In this concise and important article the author documents the influence of Egyptian Islamic modernist and reformist thought, specifically as expressed in the Cairean journal al-Manar on like-minded Muslim intellectuals in Russia.  While the influence of Egyptian modernist figures on Jadidism is generally well established, the author focuses on one specific and influential Tatar publication, Shura, and its chief editor, Riza ad-Din b. Fakhr ad-Din (d. 1936), emphasising specifically how al-Manar’s editorial content was relevant to Russian Muslims, and how in popularising and disseminating its ideas, they energised Muslim political and social debates between 1905 and 1917, at which time the Muslim community became particularly receptive to al-Manar’s reformist and modernist arguments.  Before focusing his article on Riza ad-Din, the author provides a useful synopsis of the development of Jadidism, including a discussion of the lesser-known, but still influential, figures such as the St.

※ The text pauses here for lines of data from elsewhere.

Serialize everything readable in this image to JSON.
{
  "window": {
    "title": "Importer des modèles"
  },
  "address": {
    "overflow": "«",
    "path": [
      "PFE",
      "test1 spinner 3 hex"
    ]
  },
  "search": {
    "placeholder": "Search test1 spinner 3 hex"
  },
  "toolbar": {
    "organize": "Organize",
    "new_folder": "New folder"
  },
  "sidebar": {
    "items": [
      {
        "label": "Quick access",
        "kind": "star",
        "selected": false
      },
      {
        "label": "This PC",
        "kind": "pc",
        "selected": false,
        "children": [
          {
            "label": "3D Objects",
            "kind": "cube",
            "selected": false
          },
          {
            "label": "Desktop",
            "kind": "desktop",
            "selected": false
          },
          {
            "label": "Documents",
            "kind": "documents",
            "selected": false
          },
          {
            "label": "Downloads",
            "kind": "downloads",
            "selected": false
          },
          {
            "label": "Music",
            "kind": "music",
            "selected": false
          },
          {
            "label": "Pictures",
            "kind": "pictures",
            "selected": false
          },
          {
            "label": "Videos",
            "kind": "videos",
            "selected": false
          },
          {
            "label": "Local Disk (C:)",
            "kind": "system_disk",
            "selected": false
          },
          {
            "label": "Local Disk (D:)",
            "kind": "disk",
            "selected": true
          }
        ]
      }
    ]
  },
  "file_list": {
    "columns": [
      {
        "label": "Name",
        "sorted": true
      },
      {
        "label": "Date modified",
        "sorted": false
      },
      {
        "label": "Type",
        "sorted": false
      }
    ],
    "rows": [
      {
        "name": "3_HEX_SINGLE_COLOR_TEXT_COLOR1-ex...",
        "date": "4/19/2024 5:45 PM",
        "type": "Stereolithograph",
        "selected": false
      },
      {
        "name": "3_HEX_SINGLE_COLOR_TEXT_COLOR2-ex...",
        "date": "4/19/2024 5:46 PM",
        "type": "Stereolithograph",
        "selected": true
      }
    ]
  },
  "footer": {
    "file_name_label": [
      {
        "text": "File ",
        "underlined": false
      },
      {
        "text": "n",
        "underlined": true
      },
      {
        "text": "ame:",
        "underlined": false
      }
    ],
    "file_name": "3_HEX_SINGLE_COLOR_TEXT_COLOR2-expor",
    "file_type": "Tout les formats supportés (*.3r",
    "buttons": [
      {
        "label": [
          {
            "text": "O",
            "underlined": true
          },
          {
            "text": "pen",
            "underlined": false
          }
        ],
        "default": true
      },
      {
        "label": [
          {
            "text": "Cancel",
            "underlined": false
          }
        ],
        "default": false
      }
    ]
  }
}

Petersburg theologian and journalist ‘Ata’-Allah Bayazitov, and the Kazani theologian ‘Alimjan Barudi.  He also provides insights into Cairo’s broader influence on Muslim religious thought in Russia by drawing attention to the role of Tatar graduates of the city’s al-Azhar University in stimulating Islamic reformism.  Indeed, al-Azhar’s influence on Islamic reformism in Russia continued into the late Soviet period, as the mufti Talgat Tajetdin having studied there in the 1970s.  The article’s main focus is the discussion of Riza ad-Din’s activity as chief editor of the bi-weekly journal Shura that appeared in Orenburg from 1908 until 1918 as a supplement to the newspaper Waqït.  The author demonstrates that Shura served as a platform for popularising the Wahhabi- and Salafi-oriented positions of al-Manar, but at the same time it advocated political accommodation with the Russian authorities.  In so doing, the author makes the important argument that among these intellectuals modernisation did not necessarily equate to secularisation, but did comprise Islamic reformism.